In what was the Senate Agriculture Committee’s largest Farm Bill hearing in the 115th Congress, the Committee heard Tuesday from agriculture producers, general farm organizations, crop insurance professionals, as well as agriculture lenders on what is working and what needs to be changed in the upcoming Farm Bill reauthorization.
“This year, I’ve met with agriculture producers from across the country,” said U.S. Senator Pat Roberts, R-Kan., Chairman of the U.S. Senate Committee on Agriculture, Nutrition, and Forestry. “Those conversations have demonstrated that all of agriculture is struggling with low prices, not just one or two commodities or regions.”
“While they work every day to feed and clothe us, America’s farmers and ranchers are at the mercy of Mother Nature when it comes to the weather on their farms. The High Plains are in the middle of damaging drought, while areas in the South are still drying out from flooding and tropical storms.”
“When producers put seeds in the ground, they do not expect a hail storm to hit right as they are ready to harvest their crops. They would much rather reap the benefits of their hard work in the marketplace than receive an indemnity. The last Farm bill made significant changes, and unlike previous policies, today’s commodity programs—like crop insurance—are triggered only when there is a loss.”
Crop insurance and commodity title programs have been critical for helping farmers survive sustained low commodity prices, and they should be maintained in the next farm bill, National Corn Growers Association Board member Bruce Rohwer testified.
“Crop insurance and commodity title programs are particularly important to family farmers who earn a majority of their household income from the farm. Without crop insurance and commodity title payments, the financial wherewithal of these farms would likely face serious erosion in the current environment,” said Rohwer, who raises corn and soybeans and runs a sow farrow-to-finish operation in Paullina, Iowa.
Rohwer noted that corn prices have averaged below $4.00 per bushel since 2013, and are projected to average $3.35 this marketing year. The annual crop value of corn fell from nearly $77 billion in 2011 to just over $51 billion in 2016, the effects of which have been felt throughout the agriculture industry.
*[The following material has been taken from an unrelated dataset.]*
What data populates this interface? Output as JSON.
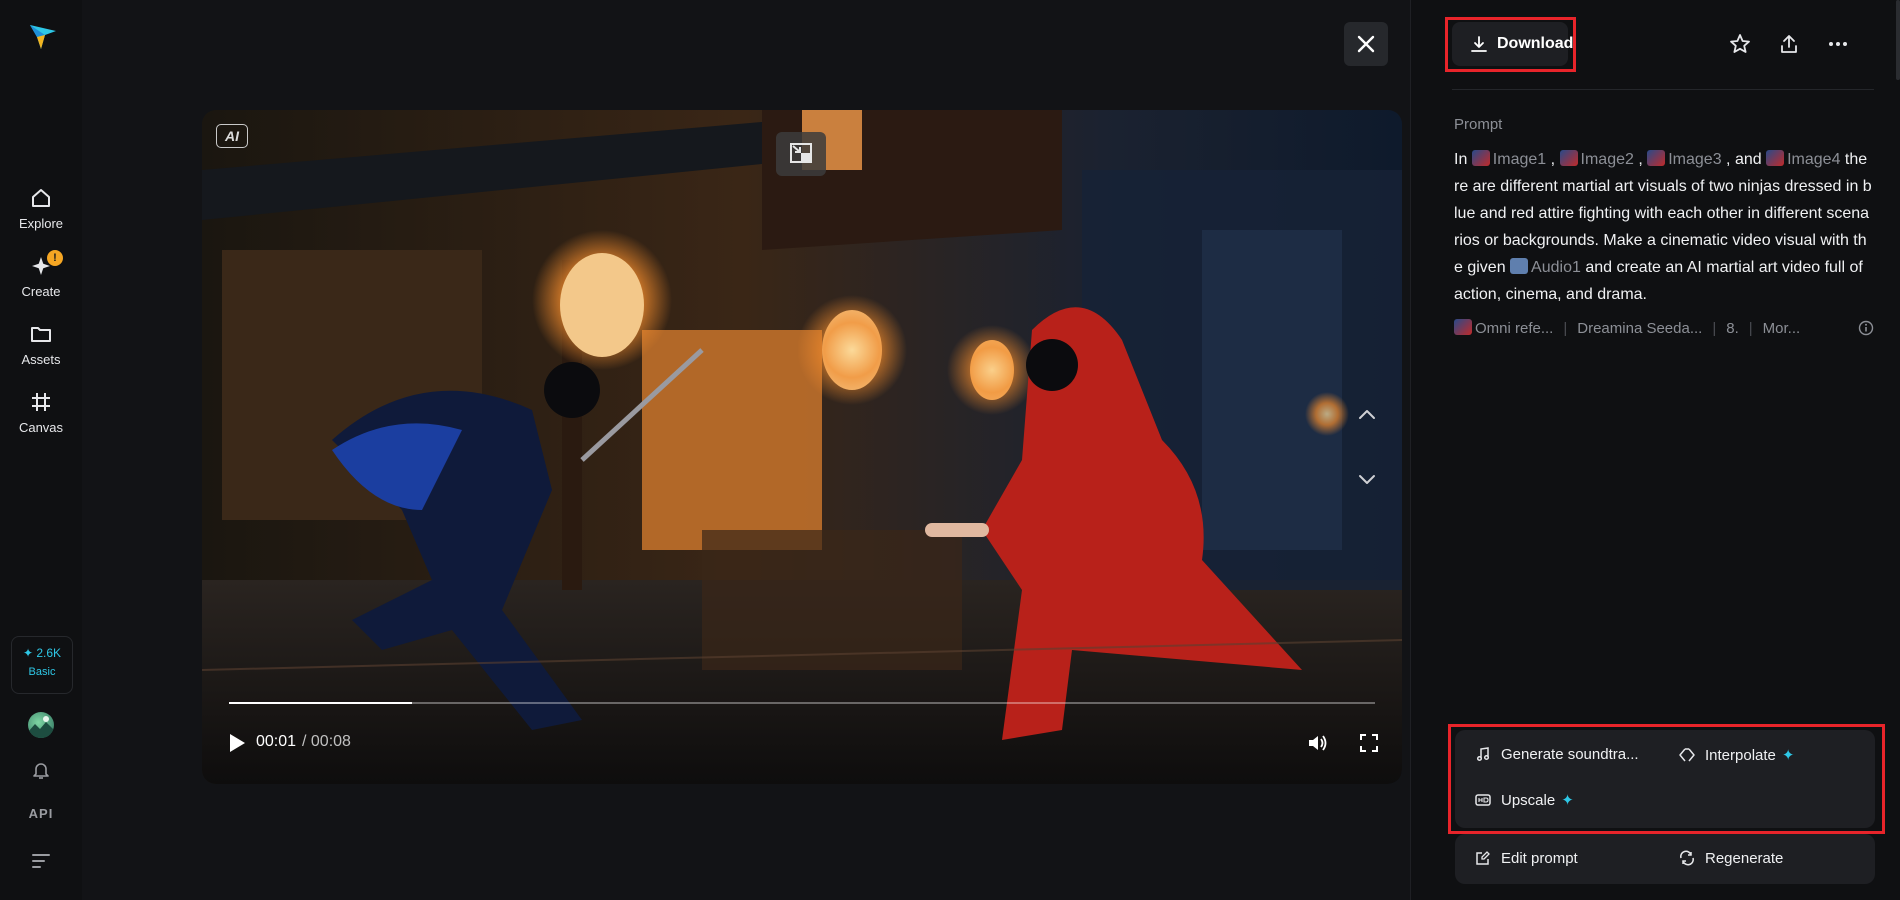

Restoring a strong farm economy is good not only for farmers, but also the businesses they support, Rohwer testified.
“The sharp drop in farm income increases the financial stress for farmers, as well as employees of agriculture-related businesses, such as equipment manufacturers. Everyone tied to the ag economy is affected,” said Rohwer.
“That’s why it is more important than ever to strengthen our position in current markets and develop new uses to increase demand for our crop. A robust livestock industry, expanding exports, and a growing renewable fuels industry are central to corn farmers achieving more profitable and resilient farm operations.”
In the meantime, Rohwer testified, commodity title programs and the federal crop insurance program are essential risk management tools for farmers, and they must be maintained in the 2018 Farm Bill.
“Overall, the commodity program reforms authorized in the 2014 Farm Bill have performed as they were designed. They are delivering assistance when it’s needed, and only when it’s needed.”
This marks the seventh hearing in preparation for the upcoming Farm Bill reauthorization.